Alejandro Ecker
The Architecture of Coalition Governance

ECPR General Conference, Charles University, Prague, September 07th to September 10th, 2016

Despite the rich literature on coalition politics, we know surprisingly little about how coalition governments actually work: how do government parties reach agreement on policies, and how do they resolve conflicts among them? Designing mechanisms, norms and rules that make coalition governments work is crucial, because coalition governments constantly face threats and external shocks that may lead to an early government termination. In this paper, we study what kind of mechanisms of mutual control government parties employ to enforce joint action. We argue that (1) these mechanisms are unlikely to be effective if used alone and (2) that political parties thus devise complementary and synergetic coalition governance mechanisms.
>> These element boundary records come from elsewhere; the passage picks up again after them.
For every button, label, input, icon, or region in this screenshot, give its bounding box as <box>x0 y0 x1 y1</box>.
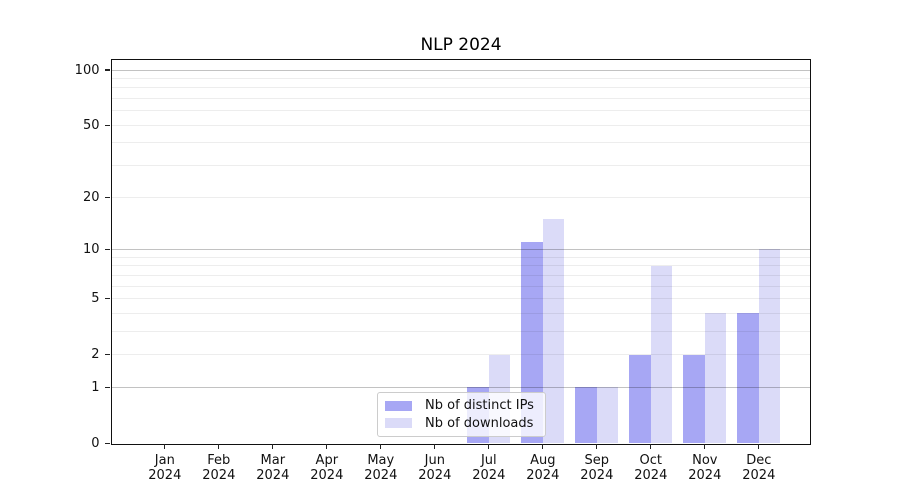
y-tick-label: 10 <box>82 241 100 257</box>
major-gridline <box>111 386 810 388</box>
minor-gridline <box>111 110 810 112</box>
minor-gridline <box>111 98 810 100</box>
x-tick-label: Nov 2024 <box>688 452 722 484</box>
legend-label-distinct-ips: Nb of distinct IPs <box>425 398 534 414</box>
x-axis: Jan 2024 Feb 2024 Mar 2024 Apr 2024 May 2024 Jun 20… <box>112 60 810 483</box>
legend-swatch-distinct-ips-icon <box>385 400 412 411</box>
y-tick-label: 2 <box>91 347 100 363</box>
x-tick-label: Jul 2024 <box>472 452 506 484</box>
x-tick-mark <box>758 443 760 449</box>
minor-gridline <box>111 265 810 267</box>
y-tick-mark <box>104 196 110 198</box>
x-tick-label: Mar 2024 <box>256 452 290 484</box>
x-tick-label: Sep 2024 <box>580 452 614 484</box>
x-tick-mark <box>164 443 166 449</box>
minor-gridline <box>111 142 810 144</box>
minor-gridline <box>111 77 810 79</box>
legend: Nb of distinct IPs Nb of downloads <box>377 391 546 437</box>
legend-item-downloads: Nb of downloads <box>378 415 545 433</box>
legend-item-distinct-ips: Nb of distinct IPs <box>378 397 545 415</box>
x-tick-mark <box>434 443 436 449</box>
minor-gridline <box>111 330 810 332</box>
bar-downloads-dec <box>758 249 781 444</box>
x-tick-label: Apr 2024 <box>310 452 344 484</box>
legend-label-downloads: Nb of downloads <box>425 415 534 431</box>
x-tick-mark <box>704 443 706 449</box>
x-tick-label: Oct 2024 <box>634 452 668 484</box>
x-tick-label: Jun 2024 <box>418 452 452 484</box>
y-tick-mark <box>104 386 110 388</box>
y-tick-label: 100 <box>74 62 100 78</box>
y-tick-label: 50 <box>82 117 100 133</box>
minor-gridline <box>111 285 810 287</box>
minor-gridline <box>111 87 810 89</box>
x-tick-mark <box>272 443 274 449</box>
major-gridline <box>111 69 810 71</box>
y-tick-label: 0 <box>91 436 100 451</box>
y-tick-label: 20 <box>82 189 100 205</box>
y-axis: 0 1 2 5 10 20 50 100 <box>75 60 810 451</box>
plot-area: 0 1 2 5 10 20 50 100 Jan 2024 Feb 2024 Mar 2024 Apr 20… <box>75 58 811 483</box>
x-tick-mark <box>218 443 220 449</box>
y-tick-mark <box>104 124 110 126</box>
y-tick-mark <box>104 442 110 445</box>
bar-distinct-ips-nov <box>683 354 705 444</box>
x-tick-label: May 2024 <box>364 452 398 484</box>
bar-downloads-sep <box>596 387 619 444</box>
major-gridline <box>111 248 810 250</box>
y-tick-mark <box>104 69 110 71</box>
x-tick-mark <box>488 443 490 449</box>
x-tick-label: Aug 2024 <box>526 452 560 484</box>
gridlines-layer <box>111 60 810 444</box>
minor-gridline <box>111 274 810 276</box>
minor-gridline <box>111 256 810 258</box>
bar-downloads-nov <box>704 313 727 444</box>
minor-gridline <box>111 124 810 126</box>
x-tick-label: Feb 2024 <box>202 452 236 484</box>
minor-gridline <box>111 297 810 299</box>
chart-title: NLP 2024 <box>420 35 502 55</box>
y-tick-label: 5 <box>91 290 100 306</box>
bar-distinct-ips-oct <box>629 354 651 444</box>
bar-distinct-ips-sep <box>575 387 597 444</box>
minor-gridline <box>111 354 810 356</box>
x-tick-mark <box>326 443 328 449</box>
x-tick-mark <box>596 443 598 449</box>
bar-distinct-ips-dec <box>737 313 759 444</box>
minor-gridline <box>111 196 810 198</box>
y-tick-mark <box>104 353 110 356</box>
minor-gridline <box>111 312 810 314</box>
x-tick-mark <box>380 443 382 449</box>
bar-downloads-oct <box>650 265 673 444</box>
x-tick-mark <box>542 443 544 449</box>
x-tick-label: Jan 2024 <box>148 452 182 484</box>
y-tick-mark <box>104 248 110 251</box>
legend-swatch-downloads-icon <box>385 418 412 429</box>
x-tick-mark <box>650 443 652 449</box>
y-tick-label: 1 <box>91 379 100 395</box>
minor-gridline <box>111 165 810 167</box>
x-tick-label: Dec 2024 <box>742 452 776 484</box>
y-tick-mark <box>104 297 110 300</box>
bar-downloads-aug <box>542 219 565 444</box>
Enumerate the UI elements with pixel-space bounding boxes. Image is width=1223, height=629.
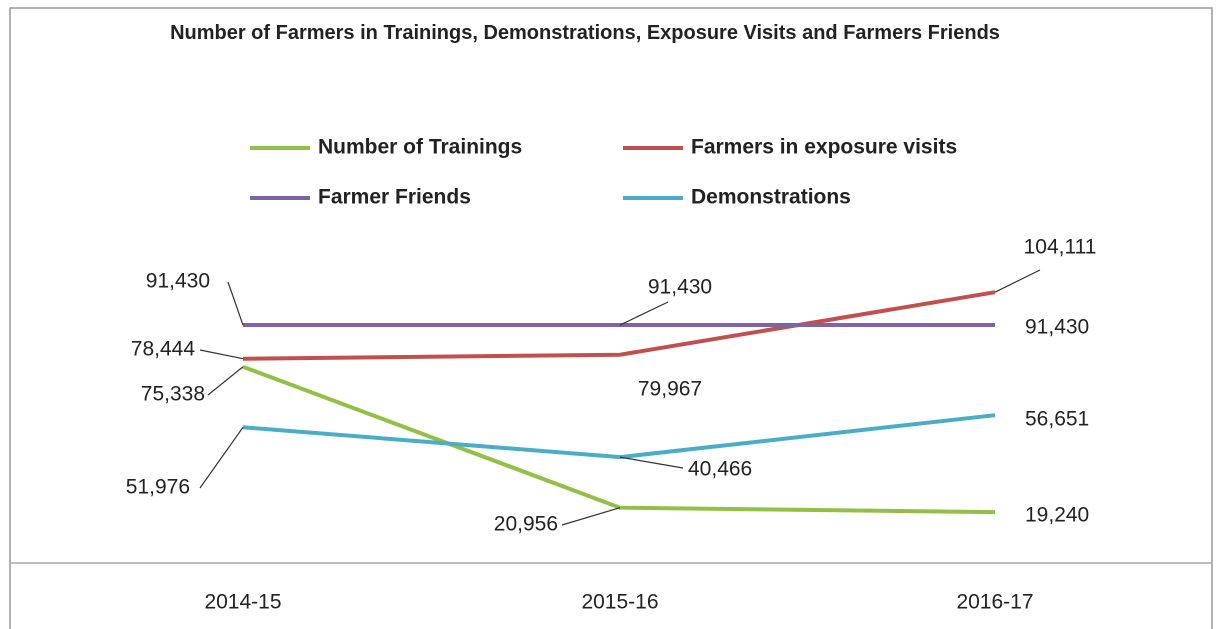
- data-label: 19,240: [1025, 504, 1089, 527]
- series-line: [242, 290, 996, 361]
- leader-line: [994, 269, 1041, 293]
- data-label: 40,466: [688, 458, 752, 481]
- data-label: 51,976: [126, 476, 190, 499]
- leader-line: [561, 507, 621, 526]
- leader-line: [199, 349, 244, 360]
- data-label: 91,430: [146, 270, 210, 293]
- data-label: 91,430: [1025, 316, 1089, 339]
- x-tick-label: 2015-16: [581, 591, 658, 614]
- leader-line: [619, 301, 669, 326]
- data-label: 20,956: [494, 513, 558, 536]
- data-label: 56,651: [1025, 408, 1089, 431]
- series-line: [242, 364, 996, 515]
- leader-line: [207, 366, 244, 396]
- legend-label: Demonstrations: [691, 186, 851, 209]
- data-label: 104,111: [1024, 236, 1097, 259]
- chart-frame: [9, 7, 1213, 629]
- leader-line: [199, 426, 244, 489]
- leader-line: [227, 281, 244, 326]
- legend-label: Number of Trainings: [318, 136, 522, 159]
- data-label: 78,444: [131, 338, 196, 361]
- chart-title: Number of Farmers in Trainings, Demonstr…: [170, 22, 1000, 44]
- data-label: 91,430: [648, 276, 712, 299]
- x-tick-label: 2014-15: [204, 591, 281, 614]
- series-line: [242, 413, 996, 460]
- legend-label: Farmers in exposure visits: [691, 136, 957, 159]
- data-label: 75,338: [141, 383, 205, 406]
- leader-line: [619, 456, 684, 469]
- data-label: 79,967: [638, 378, 702, 401]
- legend-label: Farmer Friends: [318, 186, 471, 209]
- x-tick-label: 2016-17: [956, 591, 1033, 614]
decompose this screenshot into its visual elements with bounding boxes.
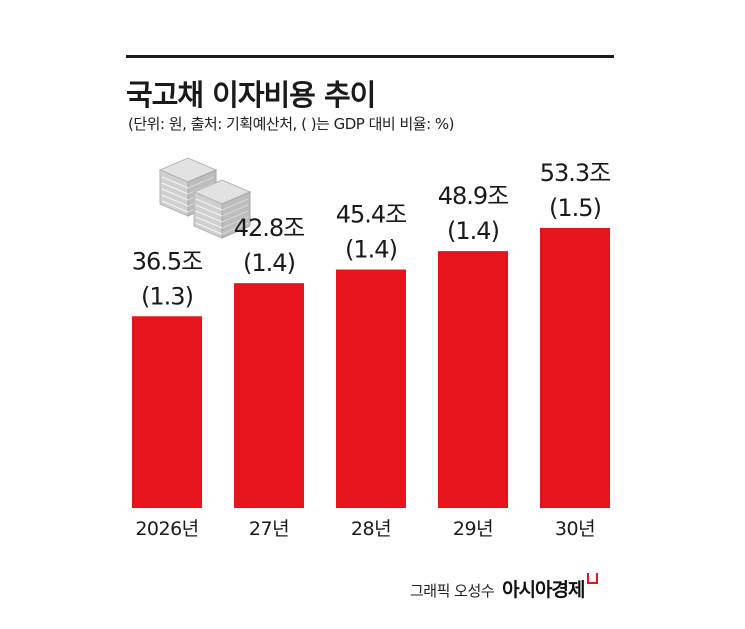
chart-subtitle: (단위: 원, 출처: 기획예산처, ( )는 GDP 대비 비율: %) <box>128 115 455 133</box>
chart-title: 국고채 이자비용 추이 <box>126 78 376 112</box>
category-label-5: 30년 <box>555 518 595 540</box>
money-stack-icon <box>158 157 252 239</box>
value-label-2: 42.8조 <box>234 214 305 242</box>
bar-5 <box>540 228 610 508</box>
credit-author: 그래픽 오성수 <box>410 582 495 600</box>
value-label-4: 48.9조 <box>438 182 509 210</box>
credit: 그래픽 오성수 아시아경제 <box>410 573 599 602</box>
ratio-label-3: (1.4) <box>345 236 397 264</box>
ratio-label-1: (1.3) <box>141 282 193 310</box>
category-label-2: 27년 <box>249 518 289 540</box>
bar-4 <box>438 251 508 508</box>
brand-mark-icon <box>587 573 599 584</box>
category-label-1: 2026년 <box>135 518 198 540</box>
credit-brand: 아시아경제 <box>502 579 585 601</box>
category-label-4: 29년 <box>453 518 493 540</box>
bar-1 <box>132 316 202 508</box>
ratio-label-2: (1.4) <box>243 249 295 277</box>
bar-3 <box>336 269 406 508</box>
category-label-3: 28년 <box>351 518 391 540</box>
top-rule <box>126 55 614 58</box>
ratio-label-4: (1.4) <box>447 217 499 245</box>
value-label-1: 36.5조 <box>132 247 203 275</box>
bar-2 <box>234 283 304 508</box>
ratio-label-5: (1.5) <box>549 194 601 222</box>
value-label-3: 45.4조 <box>336 201 407 229</box>
value-label-5: 53.3조 <box>540 159 611 187</box>
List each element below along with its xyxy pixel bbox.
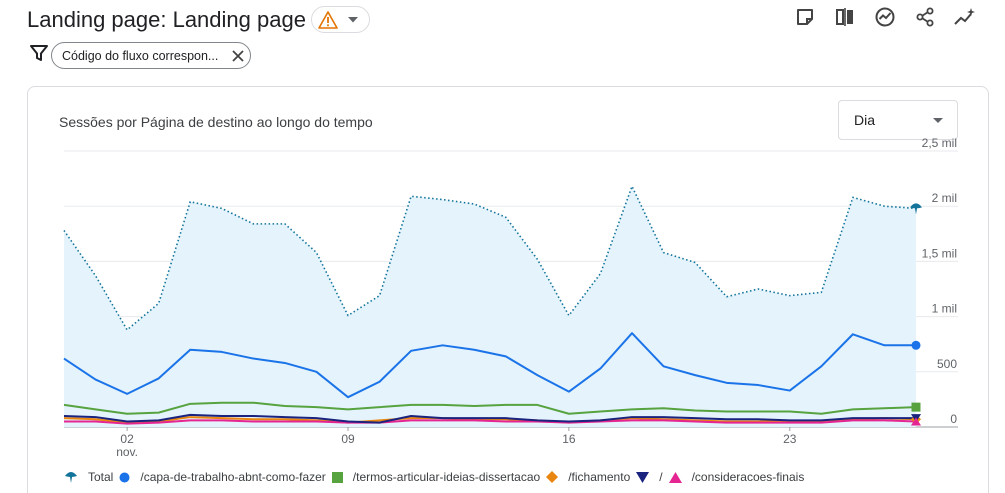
legend-marker-icon [119,472,135,483]
series-line-root [63,413,916,424]
share-button[interactable] [912,6,938,32]
note-icon [795,7,815,32]
x-tick-label: 09 [341,432,355,446]
y-tick-label: 1,5 mil [922,246,957,260]
y-tick-label: 500 [937,357,957,371]
warning-icon [318,10,338,29]
filter-icon[interactable] [30,44,48,67]
x-tick-label: 23 [783,432,797,446]
title-warning-menu[interactable] [311,6,370,33]
filter-chip-label: Código do fluxo correspon... [62,48,219,63]
compare-button[interactable] [832,6,858,32]
total-area [64,186,916,427]
notes-button[interactable] [792,6,818,32]
series-end-marker-capa [911,340,921,350]
legend-label: /termos-articular-ideias-dissertacao [352,470,541,484]
legend-label: / [659,470,663,484]
series-line-capa [63,332,916,399]
chart-legend: Total/capa-de-trabalho-abnt-como-fazer/t… [64,470,810,484]
chart-title: Sessões por Página de destino ao longo d… [59,114,373,130]
series-line-termos [63,401,917,415]
legend-marker-icon [331,471,348,483]
y-tick-label: 1 mil [932,302,957,316]
legend-item-total[interactable]: Total [64,470,113,484]
caret-down-icon [348,16,358,23]
legend-marker-icon [546,471,563,483]
legend-marker-icon [668,471,687,483]
legend-label: /fichamento [568,470,631,484]
period-select[interactable]: Dia [838,100,958,140]
legend-item-root[interactable]: / [636,470,663,484]
series-end-marker-total [910,203,922,209]
compare-icon [835,7,855,32]
sparkle-trend-icon [954,7,976,32]
toolbar [792,6,978,32]
filter-chip[interactable]: Código do fluxo correspon... [51,42,251,69]
explore-button[interactable] [952,6,978,32]
x-tick-label: 16 [562,432,576,446]
series-line-fichamento [63,416,917,424]
x-tick-month-label: nov. [116,445,138,459]
legend-item-capa[interactable]: /capa-de-trabalho-abnt-como-fazer [119,470,326,484]
y-tick-label: 2 mil [932,191,957,205]
series-line-total [63,185,917,331]
legend-marker-icon [636,471,654,483]
period-select-value: Dia [854,112,876,128]
y-tick-label: 0 [950,412,957,426]
series-end-marker-total-stem [914,207,918,215]
series-line-consideracoes [64,419,917,425]
legend-item-termos[interactable]: /termos-articular-ideias-dissertacao [331,470,541,484]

Thus, coalition builders are concerned with designing – what we term – the architecture of coalition governance. Based on theories of delegation and accountability we propose a unified approach and derive several ideal typical configurations of coalition governance mechanisms. Drawing on data from coalition governments in Western and Central Eastern Europe, we use Bayesian Configuration frequency analysis to analyse the prevalent empirical configurations. Here, we find that coalitions indeed choose mechanisms as substitutes and supplements. We then explore the effect of different configurations of governance mechanisms on cabinet duration in Western and Central Eastern Europe. Our findings highlight the importance of factors at parties’ discretion for cabinet duration and provide promising avenues for future research.